# Pictures from the urban farm



## Realfoodmama (Apr 13, 2010)

Thought I'd share some recent pics of my brood! The boys have no names as we are not keeping them, although if we could I'd breed the white one to my Nubian to see what would happen...

Little white guy:









Eek, mother to the twins, looking harassed:









Eve, the Nubian princess, eating my clothes:









And lastly my little mama's boy:


----------



## MiGoat (Apr 21, 2010)

They're beautiful! Eek has a good name to be a Mom of lots of boys!
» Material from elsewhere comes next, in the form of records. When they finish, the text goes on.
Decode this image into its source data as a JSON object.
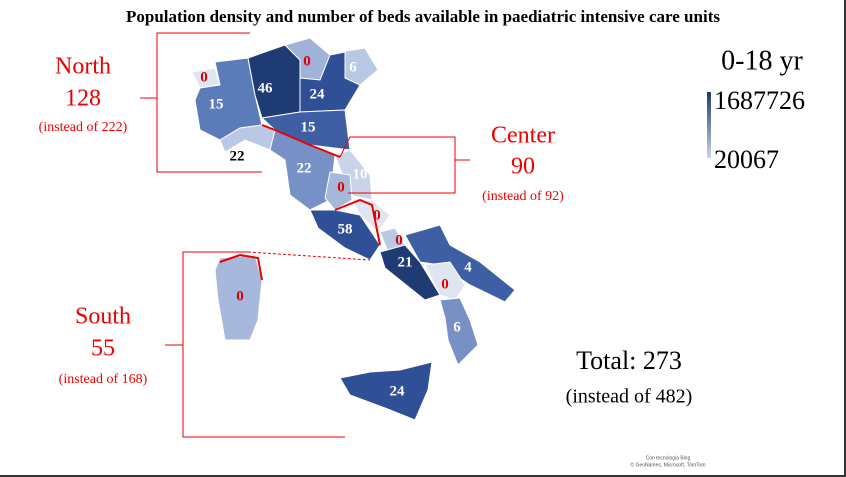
{
  "title": "Population density and number of beds available in paediatric intensive care units",
  "legend": {
    "label": "0-18 yr",
    "max": "1687726",
    "min": "20067"
  },
  "areas": [
    {
      "name": "North",
      "beds": "128",
      "note": "(instead of 222)"
    },
    {
      "name": "Center",
      "beds": "90",
      "note": "(instead of 92)"
    },
    {
      "name": "South",
      "beds": "55",
      "note": "(instead of 168)"
    }
  ],
  "region_beds": [
    0,
    46,
    0,
    6,
    15,
    24,
    15,
    22,
    22,
    10,
    0,
    0,
    58,
    0,
    21,
    4,
    0,
    6,
    0,
    24
  ],
  "total": {
    "label": "Total: 273",
    "note": "(instead of 482)"
  },
  "credit": [
    "Con tecnologia Bing",
    "© GeoNames, Microsoft, TomTom"
  ]
}
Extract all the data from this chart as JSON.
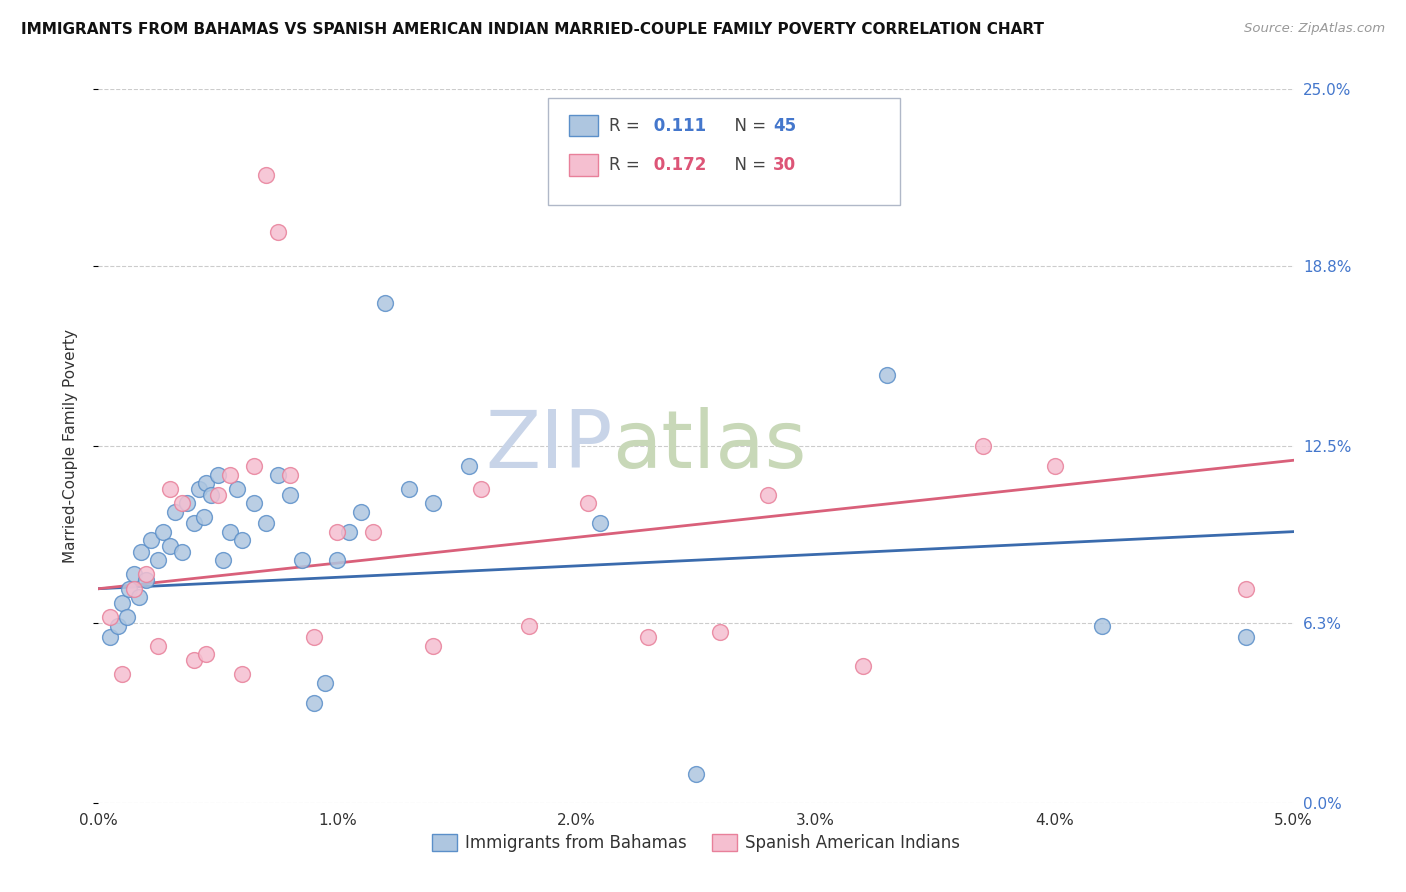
{
  "title": "IMMIGRANTS FROM BAHAMAS VS SPANISH AMERICAN INDIAN MARRIED-COUPLE FAMILY POVERTY CORRELATION CHART",
  "source": "Source: ZipAtlas.com",
  "ylabel": "Married-Couple Family Poverty",
  "xmin": 0.0,
  "xmax": 5.0,
  "ymin": 0.0,
  "ymax": 25.0,
  "yticks": [
    0.0,
    6.3,
    12.5,
    18.8,
    25.0
  ],
  "xticks": [
    0.0,
    1.0,
    2.0,
    3.0,
    4.0,
    5.0
  ],
  "blue_R": 0.111,
  "blue_N": 45,
  "pink_R": 0.172,
  "pink_N": 30,
  "blue_color": "#aec6e0",
  "blue_edge": "#5b8fc9",
  "pink_color": "#f5bfd0",
  "pink_edge": "#e8809a",
  "blue_line_color": "#3a6bad",
  "pink_line_color": "#d9607a",
  "watermark_color_zip": "#c8d4e8",
  "watermark_color_atlas": "#c8d8b8",
  "right_label_color": "#4477cc",
  "legend_R_color_blue": "#4477cc",
  "legend_R_color_pink": "#dd5577",
  "legend_N_color_blue": "#4477cc",
  "legend_N_color_pink": "#dd5577",
  "blue_scatter_x": [
    0.05,
    0.08,
    0.1,
    0.12,
    0.13,
    0.15,
    0.17,
    0.18,
    0.2,
    0.22,
    0.25,
    0.27,
    0.3,
    0.32,
    0.35,
    0.37,
    0.4,
    0.42,
    0.44,
    0.45,
    0.47,
    0.5,
    0.52,
    0.55,
    0.58,
    0.6,
    0.65,
    0.7,
    0.75,
    0.8,
    0.85,
    0.9,
    0.95,
    1.0,
    1.05,
    1.1,
    1.2,
    1.3,
    1.4,
    1.55,
    2.1,
    2.5,
    3.3,
    4.2,
    4.8
  ],
  "blue_scatter_y": [
    5.8,
    6.2,
    7.0,
    6.5,
    7.5,
    8.0,
    7.2,
    8.8,
    7.8,
    9.2,
    8.5,
    9.5,
    9.0,
    10.2,
    8.8,
    10.5,
    9.8,
    11.0,
    10.0,
    11.2,
    10.8,
    11.5,
    8.5,
    9.5,
    11.0,
    9.2,
    10.5,
    9.8,
    11.5,
    10.8,
    8.5,
    3.5,
    4.2,
    8.5,
    9.5,
    10.2,
    17.5,
    11.0,
    10.5,
    11.8,
    9.8,
    1.0,
    15.0,
    6.2,
    5.8
  ],
  "pink_scatter_x": [
    0.05,
    0.1,
    0.15,
    0.2,
    0.25,
    0.3,
    0.35,
    0.4,
    0.45,
    0.5,
    0.55,
    0.6,
    0.65,
    0.7,
    0.75,
    0.8,
    0.9,
    1.0,
    1.15,
    1.4,
    1.6,
    1.8,
    2.05,
    2.3,
    2.6,
    2.8,
    3.2,
    3.7,
    4.0,
    4.8
  ],
  "pink_scatter_y": [
    6.5,
    4.5,
    7.5,
    8.0,
    5.5,
    11.0,
    10.5,
    5.0,
    5.2,
    10.8,
    11.5,
    4.5,
    11.8,
    22.0,
    20.0,
    11.5,
    5.8,
    9.5,
    9.5,
    5.5,
    11.0,
    6.2,
    10.5,
    5.8,
    6.0,
    10.8,
    4.8,
    12.5,
    11.8,
    7.5
  ],
  "legend_label_blue": "Immigrants from Bahamas",
  "legend_label_pink": "Spanish American Indians"
}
LOL


----------



## maple hill farm tina (Mar 14, 2010)

SOOO cute!  that little white guy with the wattles...

-Tina


----------



## toth boer goats (Jul 20, 2008)

Very nice.... :thumb: :greengrin:


----------



## farmgirl42 (Jan 3, 2010)

Ooo, love "the boys"  Thanks for sharing your herd - they're beautiful!


----------



## greatcashmeres (Jul 13, 2008)

Great looking group there. :thumb: They posed well for their pics. I'm sure Eve appreciated your presence and clothing, gave her something to chew. :wink:


----------



## liz (Oct 5, 2007)

Very pretty goaties!


----------



## mrs. lam (Apr 20, 2010)

awww. I love Eve. I just got a nubian buck this weekend. He was born 4-4-10. That makes 10 goats.  We named him Ben 10. :laugh: He is snozzing under my chair in depends. :ZZZ: The customers love it! It's been too long since we had bottle babies up here. :leap: 

Gina and Ben 10 :sleeping:


----------